Los Brazos de Dios; A Plantation Society in the Texas Borderlands, 1821–1865 offers a sociological overview of the plantation society along the lower Brazos River in Texas from the beginning of the Austin colony until emancipation in 1865. Author Sean Kelley argues that the ‘borderland’ status of the region gave rise to a plantation society quite distinct from the older and more traditional areas of the South from which the new slaveholders originally came. The book then systematically analyzes those features that made it different.

Kelley devotes a large part of the book to a discussion of the influence of Central European emigrants in the area, both Czech and German. Conventional wisdom has it that the Germans, especially, were almost unanimously opposed to both slavery and secession. The author rightfully points out the diverse composition and lack of unanimity within the German settlements and the sometimes contorted efforts by German spokesmen to paint themselves as patriotic dissenters. Despite an impressive array of cited sources, many in the original German, there are striking omissions. The author does not discuss the influential and moderating role of the extended von Roeder family, the family who founded both Cat Spring [End Page 420] and Shelby (Roeders Mühle). Neither does he mention that a group of German noblemen established a slave plantation in 1843 a stone’s throw from the German community at Roeder’s Mill, a community he mentions in several discussions.

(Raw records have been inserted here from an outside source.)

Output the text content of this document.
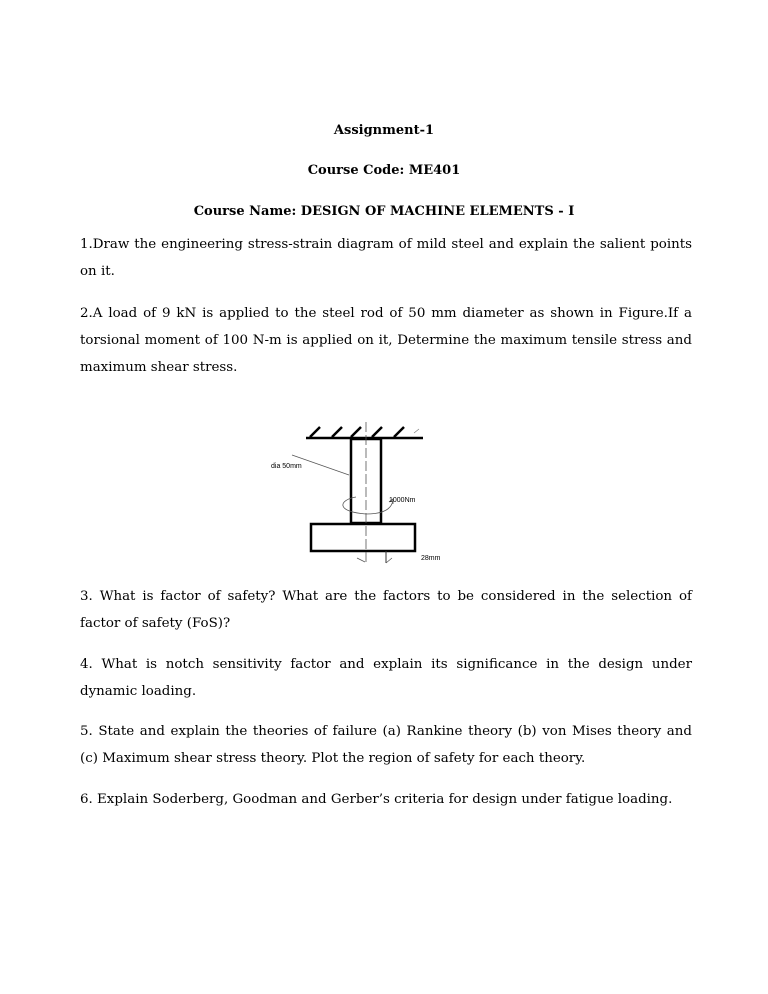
Assignment-1
Course Code: ME401
Course Name: DESIGN OF MACHINE ELEMENTS - I
1.Draw the engineering stress-strain diagram of mild steel and explain the salient points on it.
2.A load of 9 kN is applied to the steel rod of 50 mm diameter as shown in Figure.If a torsional moment of 100 N-m is applied on it, Determine the maximum tensile stress and maximum shear stress.
dia 50mm
1000Nm
28mm
3. What is factor of safety? What are the factors to be considered in the selection of factor of safety (FoS)?
4. What is notch sensitivity factor and explain its significance in the design under dynamic loading.
5. State and explain the theories of failure (a) Rankine theory (b) von Mises theory and (c) Maximum shear stress theory. Plot the region of safety for each theory.
6. Explain Soderberg, Goodman and Gerber’s criteria for design under fatigue loading.
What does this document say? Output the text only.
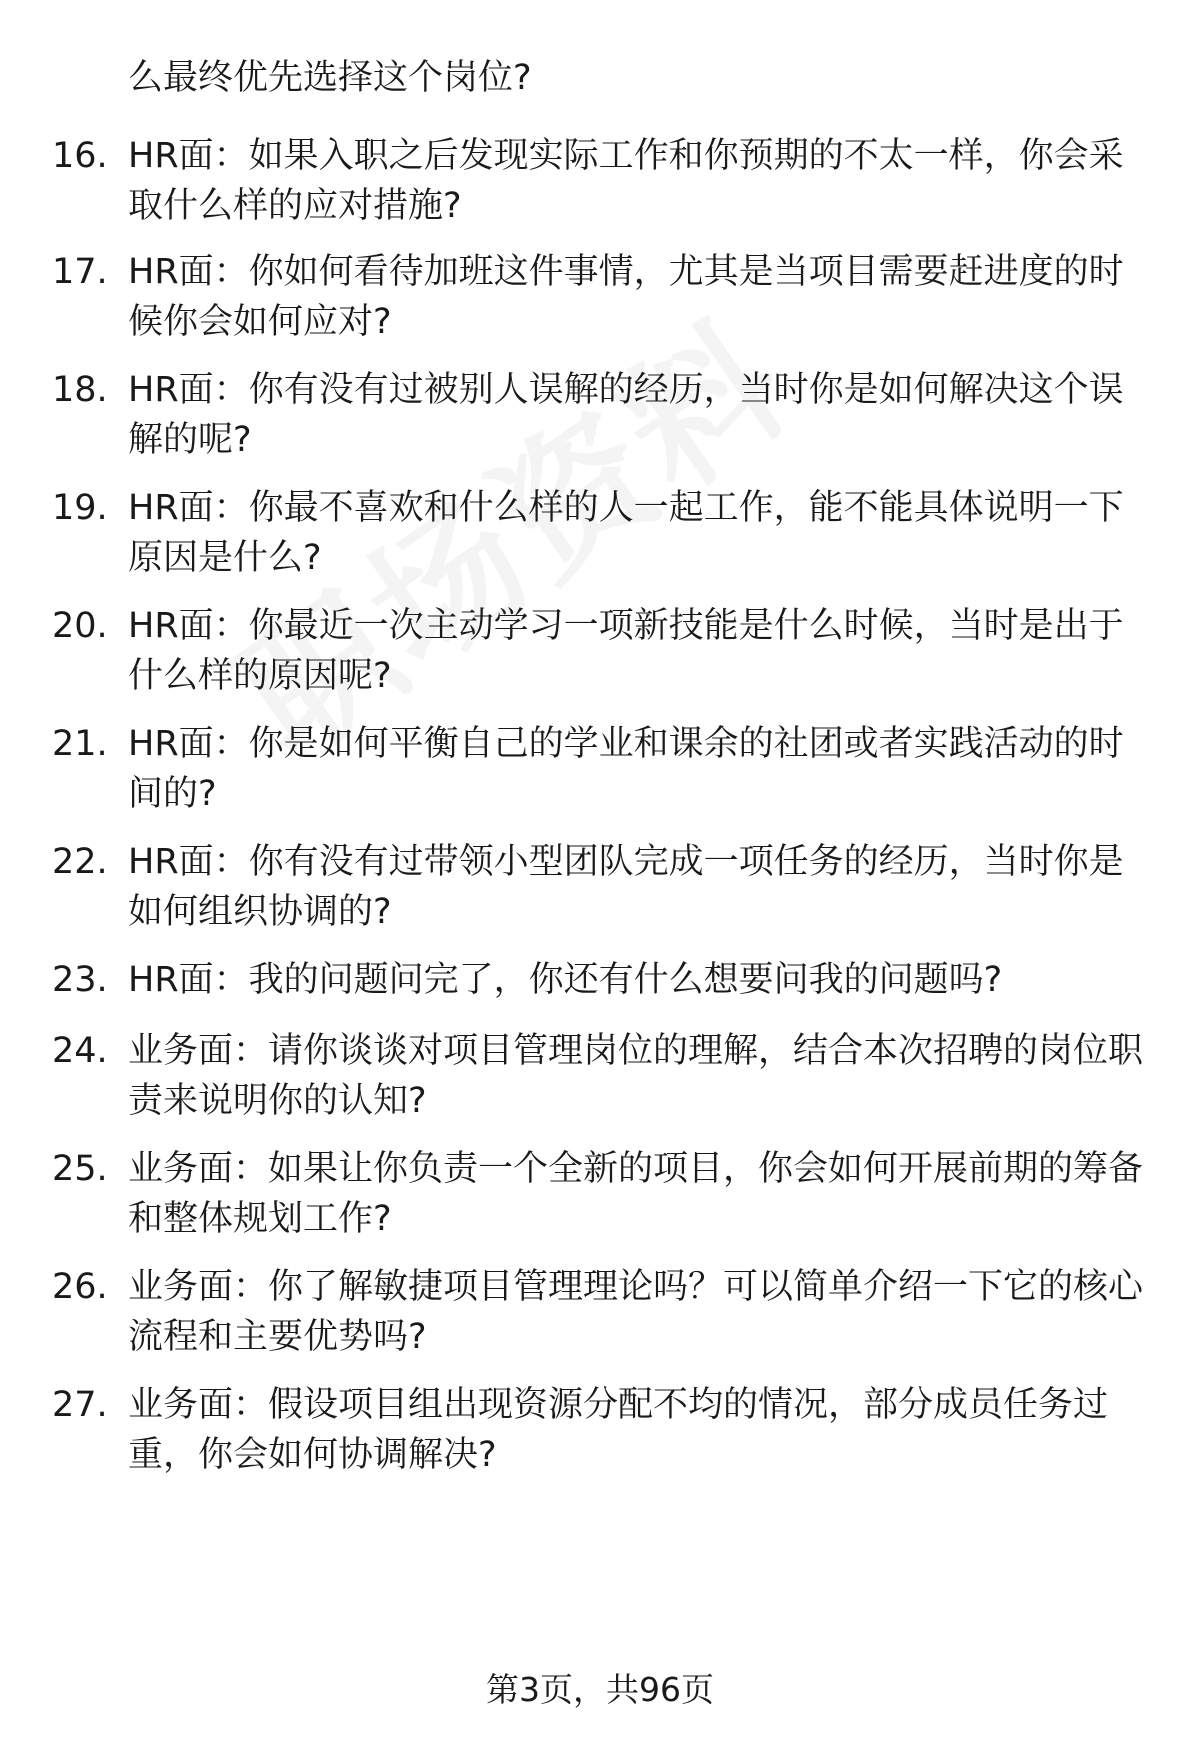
么最终优先选择这个岗位?
16. HR面：如果入职之后发现实际工作和你预期的不太一样，你会采取什么样的应对措施?
17. HR面：你如何看待加班这件事情，尤其是当项目需要赶进度的时候你会如何应对?
18. HR面：你有没有过被别人误解的经历，当时你是如何解决这个误解的呢?
19. HR面：你最不喜欢和什么样的人一起工作，能不能具体说明一下原因是什么?
20. HR面：你最近一次主动学习一项新技能是什么时候，当时是出于什么样的原因呢?
21. HR面：你是如何平衡自己的学业和课余的社团或者实践活动的时间的?
22. HR面：你有没有过带领小型团队完成一项任务的经历，当时你是如何组织协调的?
23. HR面：我的问题问完了，你还有什么想要问我的问题吗?
24. 业务面：请你谈谈对项目管理岗位的理解，结合本次招聘的岗位职责来说明你的认知?
25. 业务面：如果让你负责一个全新的项目，你会如何开展前期的筹备和整体规划工作?
26. 业务面：你了解敏捷项目管理理论吗？可以简单介绍一下它的核心流程和主要优势吗?
27. 业务面：假设项目组出现资源分配不均的情况，部分成员任务过重，你会如何协调解决?
第3页，共96页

This suggests a further concern: the geography of the book is artificial. Few Texans would regard the Brazos River from Chappel Hill down to the coast to be a borderland at any point in time between 1821 until 1865. The region represented neither the furthermost extension of Anglo colonization (and slavery) during Mexican rule, nor did the area ever border in any immediate way centers of Spanish linguistic and cultural predominance. Likewise, the area of the German settlements in question extended to watersheds to the west into Fayette and Colorado counties. If, however, we consider “borderlands” more abstractly, as the cultural interface between the Hispanic and Anglo worlds, then the title becomes more understandable. This then begs the question, why did the author restrict himself to the Brazos River valley when this area of cultural overlap extended at least to the Colorado River basin forty miles to the west?

Overlooking this, the book provides a valuable study of plantation life along the lower Brazos River before and during the Civil War and rests on an exhaustive survey of both primary and secondary sources.